Tout le monde est endormi en croyant être éveillé et lucide.

Les antennes de télévisions sur des millions de toits captent le poison qui se distille par les écrans ; l’image référence injectée remplace les idées ; de leurs mains invisibles et manipulatrices, ils plantent leurs programmes dans des cerveaux malléables, idées préconçues, préfabriquées qui sont implantées à volonté pour que les masses restent sages...

-  Images subliminales ?

-  Qui tire les ficelles, où nous dirige-t-on ?

-  À quel prix doit-on accepter cette société d’aveuglés ?

Rentrer dans le rang et éteindre sa conscience, tuer ses idéaux, ses utopies, ses rêves, tuer ce qui nous rend humain pour ne devenir que des consommateurs formatés, cible du marketing mondialiste.

Êtres dont on pompe la sève vitale pour que la grande machine continue à avancer en écrasant tout sur son passage.

Je me suis réveillé douloureusement sur un champ de bataille dès l’aube de ma vie.

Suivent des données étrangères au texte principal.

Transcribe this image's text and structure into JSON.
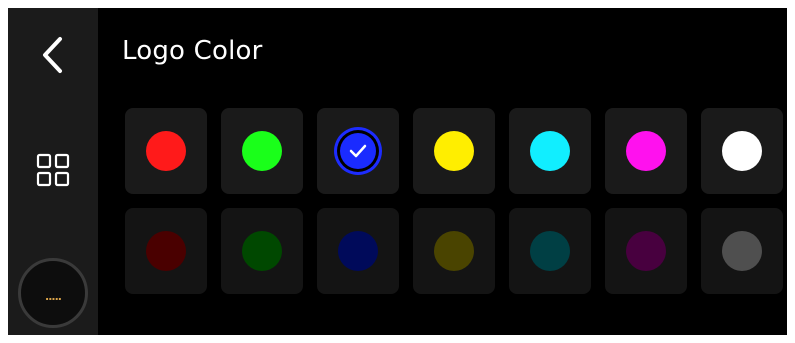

Adulte je n’ai fait que lutter pour survivre et rester libre, cela m’a toujours coûté la cage, mais cela m’a aussi appris à ouvrir ma conscience à la recherche d’une autre existence possible et de briser mes chaînes intérieures.

Depuis je ne peux plus m’endormir car ma seule hantise c’est de tout oublier et de finir comme un "beauf" au fond d’un pavillon de banlieue, content d’être content sans jamais vraiment savoir pourquoi.

Un vrai cauchemar que de finir comme ça !

La conscience est souffrance, car la vérité, par sa violence, ressemble à un coup de sabre fendant l’esprit en deux comme une lame de rasoir figée dans un œil ayant trop longtemps fixé la réalité du monde et la véritable nature de l’homme.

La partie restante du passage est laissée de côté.